Snow Crocus
By Dave
They come to my door with their tongues aflame,
Smoke curling like incense from each ostentatious syllable.
Eyes bright as struck flint, scattering sparks
Against the unyielding stone of my silence.
They call themselves seekers,
Yet don the threadbare garb of Sophists—
Robes stitched from borrowed philosophies,
Frayed at the hem by half-digested doctrines.
They invoke gods as if recalling old drinking companions,
Toast Epictetus over shallow musings, mock the Buddha
With ironic detachment and performative scorn,
Plucking wisdom like unripe fruit—
Bitter on the tongue, discarded before digestion.

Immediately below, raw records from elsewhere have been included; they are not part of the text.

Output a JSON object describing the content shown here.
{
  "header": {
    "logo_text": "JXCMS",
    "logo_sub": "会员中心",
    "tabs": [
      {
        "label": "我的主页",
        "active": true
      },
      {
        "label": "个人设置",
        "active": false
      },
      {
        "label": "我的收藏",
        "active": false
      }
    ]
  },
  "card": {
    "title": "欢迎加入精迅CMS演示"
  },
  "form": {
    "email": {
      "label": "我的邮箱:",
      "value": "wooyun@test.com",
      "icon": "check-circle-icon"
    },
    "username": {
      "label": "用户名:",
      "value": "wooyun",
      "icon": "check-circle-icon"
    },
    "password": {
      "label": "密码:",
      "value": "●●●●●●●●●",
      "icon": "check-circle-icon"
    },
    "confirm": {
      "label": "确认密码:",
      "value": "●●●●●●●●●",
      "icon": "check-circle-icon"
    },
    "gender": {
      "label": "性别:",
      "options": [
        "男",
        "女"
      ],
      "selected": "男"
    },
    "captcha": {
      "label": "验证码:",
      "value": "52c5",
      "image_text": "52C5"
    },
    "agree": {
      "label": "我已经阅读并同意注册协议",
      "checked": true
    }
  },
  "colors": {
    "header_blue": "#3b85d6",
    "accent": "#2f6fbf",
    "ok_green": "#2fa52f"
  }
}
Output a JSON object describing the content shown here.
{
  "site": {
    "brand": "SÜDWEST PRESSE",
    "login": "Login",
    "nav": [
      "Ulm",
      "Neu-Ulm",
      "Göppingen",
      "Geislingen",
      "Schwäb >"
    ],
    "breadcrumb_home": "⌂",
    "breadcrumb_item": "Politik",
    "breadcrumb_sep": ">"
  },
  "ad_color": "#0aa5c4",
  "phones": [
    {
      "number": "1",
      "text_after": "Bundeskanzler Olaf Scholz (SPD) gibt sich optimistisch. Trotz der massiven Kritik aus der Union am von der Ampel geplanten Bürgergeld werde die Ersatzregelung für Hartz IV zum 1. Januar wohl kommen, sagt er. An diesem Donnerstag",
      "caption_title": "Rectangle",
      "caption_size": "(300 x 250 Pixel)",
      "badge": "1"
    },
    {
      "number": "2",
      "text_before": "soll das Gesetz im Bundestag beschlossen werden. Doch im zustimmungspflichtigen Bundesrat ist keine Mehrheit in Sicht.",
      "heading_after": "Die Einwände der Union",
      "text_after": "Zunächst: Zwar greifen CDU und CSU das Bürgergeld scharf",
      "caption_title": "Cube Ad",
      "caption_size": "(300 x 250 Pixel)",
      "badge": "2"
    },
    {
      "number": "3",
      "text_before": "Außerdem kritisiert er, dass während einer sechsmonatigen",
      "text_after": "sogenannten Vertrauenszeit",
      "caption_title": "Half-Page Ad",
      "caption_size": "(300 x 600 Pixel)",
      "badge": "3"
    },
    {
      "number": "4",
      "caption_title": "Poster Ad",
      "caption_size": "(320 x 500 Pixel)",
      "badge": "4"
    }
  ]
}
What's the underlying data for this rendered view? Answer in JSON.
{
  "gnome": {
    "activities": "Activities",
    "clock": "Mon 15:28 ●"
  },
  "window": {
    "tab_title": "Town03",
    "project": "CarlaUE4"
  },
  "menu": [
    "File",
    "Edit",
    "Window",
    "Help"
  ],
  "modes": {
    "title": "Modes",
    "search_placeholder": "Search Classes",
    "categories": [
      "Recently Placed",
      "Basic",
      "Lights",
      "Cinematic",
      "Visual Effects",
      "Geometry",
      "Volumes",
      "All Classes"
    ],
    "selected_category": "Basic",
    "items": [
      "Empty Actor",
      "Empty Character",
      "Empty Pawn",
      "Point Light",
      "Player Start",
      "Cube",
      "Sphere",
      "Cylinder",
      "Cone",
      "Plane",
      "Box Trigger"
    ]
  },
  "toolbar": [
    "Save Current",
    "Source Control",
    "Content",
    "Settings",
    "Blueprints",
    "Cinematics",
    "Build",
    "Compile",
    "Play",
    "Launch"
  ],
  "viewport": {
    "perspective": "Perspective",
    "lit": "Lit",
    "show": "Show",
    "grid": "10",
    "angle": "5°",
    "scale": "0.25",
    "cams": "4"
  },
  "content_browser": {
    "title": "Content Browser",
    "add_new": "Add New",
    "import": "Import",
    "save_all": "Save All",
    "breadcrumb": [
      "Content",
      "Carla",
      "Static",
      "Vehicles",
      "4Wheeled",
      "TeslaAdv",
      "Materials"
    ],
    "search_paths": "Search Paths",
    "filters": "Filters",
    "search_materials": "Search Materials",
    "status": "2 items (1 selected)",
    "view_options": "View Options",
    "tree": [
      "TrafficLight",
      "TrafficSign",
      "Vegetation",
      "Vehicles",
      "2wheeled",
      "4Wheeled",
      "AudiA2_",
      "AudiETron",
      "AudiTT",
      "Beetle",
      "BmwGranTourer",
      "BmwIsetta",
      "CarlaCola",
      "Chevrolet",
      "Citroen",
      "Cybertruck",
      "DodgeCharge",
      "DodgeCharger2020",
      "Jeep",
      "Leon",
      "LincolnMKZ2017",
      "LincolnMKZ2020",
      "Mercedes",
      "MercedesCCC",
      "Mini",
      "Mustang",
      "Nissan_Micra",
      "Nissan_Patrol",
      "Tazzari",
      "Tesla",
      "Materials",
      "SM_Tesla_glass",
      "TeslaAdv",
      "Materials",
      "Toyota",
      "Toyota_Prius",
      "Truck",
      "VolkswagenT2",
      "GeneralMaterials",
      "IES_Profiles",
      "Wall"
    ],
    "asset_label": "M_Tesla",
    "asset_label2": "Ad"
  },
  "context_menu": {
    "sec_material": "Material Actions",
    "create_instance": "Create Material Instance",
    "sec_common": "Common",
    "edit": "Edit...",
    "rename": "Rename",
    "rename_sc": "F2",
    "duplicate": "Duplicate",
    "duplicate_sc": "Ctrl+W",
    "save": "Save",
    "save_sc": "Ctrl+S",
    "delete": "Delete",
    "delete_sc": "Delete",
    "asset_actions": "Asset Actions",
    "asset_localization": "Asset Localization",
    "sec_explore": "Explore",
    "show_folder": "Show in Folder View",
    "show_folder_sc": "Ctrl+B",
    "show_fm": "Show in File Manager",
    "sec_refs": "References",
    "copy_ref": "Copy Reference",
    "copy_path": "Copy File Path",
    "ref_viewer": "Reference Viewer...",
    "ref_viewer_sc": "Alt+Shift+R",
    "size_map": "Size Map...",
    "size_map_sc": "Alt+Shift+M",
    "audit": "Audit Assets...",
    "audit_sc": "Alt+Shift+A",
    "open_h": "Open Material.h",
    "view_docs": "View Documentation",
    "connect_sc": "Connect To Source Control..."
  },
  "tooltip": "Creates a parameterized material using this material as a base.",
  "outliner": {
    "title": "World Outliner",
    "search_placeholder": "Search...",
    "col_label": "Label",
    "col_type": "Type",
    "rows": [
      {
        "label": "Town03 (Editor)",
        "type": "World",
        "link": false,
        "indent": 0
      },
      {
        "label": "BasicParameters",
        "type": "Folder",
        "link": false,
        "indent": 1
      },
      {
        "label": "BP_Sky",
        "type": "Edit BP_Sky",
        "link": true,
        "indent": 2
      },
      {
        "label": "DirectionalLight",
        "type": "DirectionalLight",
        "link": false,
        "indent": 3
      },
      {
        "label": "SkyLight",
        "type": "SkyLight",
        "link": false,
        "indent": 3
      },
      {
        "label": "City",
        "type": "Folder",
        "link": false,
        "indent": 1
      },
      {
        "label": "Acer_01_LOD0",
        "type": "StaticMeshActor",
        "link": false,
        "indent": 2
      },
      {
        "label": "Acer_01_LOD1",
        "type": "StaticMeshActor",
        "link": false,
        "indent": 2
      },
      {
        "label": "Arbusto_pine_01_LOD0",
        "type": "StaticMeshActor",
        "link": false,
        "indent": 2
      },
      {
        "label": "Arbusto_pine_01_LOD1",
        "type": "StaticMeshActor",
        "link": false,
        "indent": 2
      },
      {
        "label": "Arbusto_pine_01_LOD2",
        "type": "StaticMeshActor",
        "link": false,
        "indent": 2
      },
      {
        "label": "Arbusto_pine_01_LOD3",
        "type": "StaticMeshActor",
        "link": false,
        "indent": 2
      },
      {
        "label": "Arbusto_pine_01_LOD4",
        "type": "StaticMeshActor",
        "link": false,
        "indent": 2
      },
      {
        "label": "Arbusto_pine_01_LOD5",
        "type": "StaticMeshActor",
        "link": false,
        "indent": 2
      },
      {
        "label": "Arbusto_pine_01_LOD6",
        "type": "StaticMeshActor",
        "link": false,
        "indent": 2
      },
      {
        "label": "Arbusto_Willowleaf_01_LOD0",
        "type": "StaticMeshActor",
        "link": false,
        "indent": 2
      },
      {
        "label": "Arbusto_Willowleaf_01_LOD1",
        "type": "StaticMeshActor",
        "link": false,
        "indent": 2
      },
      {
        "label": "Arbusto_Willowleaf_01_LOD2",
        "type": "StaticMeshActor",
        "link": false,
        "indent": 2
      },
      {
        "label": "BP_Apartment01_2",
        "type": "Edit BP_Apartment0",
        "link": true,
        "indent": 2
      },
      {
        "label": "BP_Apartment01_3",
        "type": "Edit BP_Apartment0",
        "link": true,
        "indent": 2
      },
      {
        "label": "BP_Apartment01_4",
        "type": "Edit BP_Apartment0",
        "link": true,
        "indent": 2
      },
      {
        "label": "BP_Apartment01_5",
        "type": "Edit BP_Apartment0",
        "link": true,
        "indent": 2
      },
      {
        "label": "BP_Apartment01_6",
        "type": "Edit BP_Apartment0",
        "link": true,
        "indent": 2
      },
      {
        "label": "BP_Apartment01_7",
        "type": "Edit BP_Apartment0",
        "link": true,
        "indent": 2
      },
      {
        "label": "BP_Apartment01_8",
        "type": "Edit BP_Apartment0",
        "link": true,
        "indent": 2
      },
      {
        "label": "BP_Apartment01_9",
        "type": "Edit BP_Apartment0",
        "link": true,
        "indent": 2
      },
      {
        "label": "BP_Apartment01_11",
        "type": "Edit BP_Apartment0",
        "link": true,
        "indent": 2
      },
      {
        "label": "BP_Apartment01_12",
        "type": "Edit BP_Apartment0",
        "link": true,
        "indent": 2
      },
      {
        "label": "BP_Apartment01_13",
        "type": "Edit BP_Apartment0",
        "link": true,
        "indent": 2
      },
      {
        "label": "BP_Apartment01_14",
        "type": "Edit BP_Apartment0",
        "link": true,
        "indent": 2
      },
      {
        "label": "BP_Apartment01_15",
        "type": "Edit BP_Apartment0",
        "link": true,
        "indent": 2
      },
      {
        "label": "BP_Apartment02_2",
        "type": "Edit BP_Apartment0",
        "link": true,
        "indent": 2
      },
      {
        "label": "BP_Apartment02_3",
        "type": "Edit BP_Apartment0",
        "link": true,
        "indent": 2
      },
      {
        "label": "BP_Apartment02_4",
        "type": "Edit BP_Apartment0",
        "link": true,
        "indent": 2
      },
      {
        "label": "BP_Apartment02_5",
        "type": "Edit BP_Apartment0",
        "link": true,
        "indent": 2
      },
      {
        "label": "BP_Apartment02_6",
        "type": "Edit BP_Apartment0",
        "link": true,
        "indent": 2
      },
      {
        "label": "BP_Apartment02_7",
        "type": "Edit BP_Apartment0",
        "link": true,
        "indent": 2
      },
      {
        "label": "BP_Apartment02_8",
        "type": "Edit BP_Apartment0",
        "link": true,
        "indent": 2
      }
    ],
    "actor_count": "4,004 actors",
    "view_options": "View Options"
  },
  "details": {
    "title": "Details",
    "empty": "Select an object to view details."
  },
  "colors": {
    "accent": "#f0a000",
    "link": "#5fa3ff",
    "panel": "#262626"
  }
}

With thumbs calloused by relentless scrolling,
They conjure prophets from the dim glow of TikTok reels,
Exchanging the rigor of Plato for the convenience of algorithms,
Proclaiming themselves sages between flickering notifications.
Their minds are bustling marketplaces of intellectual trinkets,
Bartering platitudes for profundity,
Trading in the counterfeit currency of echoes,
Never daring to mint a thought of original weight.
They quote Croesus' wealth with studied aplomb,
Then boast of cryptocurrency conquests in the same breath;
Viewing existence as a collection of life hacks and shortcuts,
Mistaking acceleration for enlightenment,
And attention for the hard-earned gravity of wisdom.
I administer no examinations.
The robin already sings the curriculum.
The rain composes homilies upon my eaves.
And the crocus—ah, the crocus—
Splits winter’s frost with nothing but grace.
The mountain does not shout its philosophy;
It waits with immutable patience for ears attuned to silence.
Yet they rattle on,
Their restless footsteps unskilled
In the sacred art of leaving quietly.
And so I remain,
The keeper of unopened doors,
Observing as they descend again into the valley,
Weighted by the sheer mass of their borrowed words,
Hollow still, and hungering for understanding.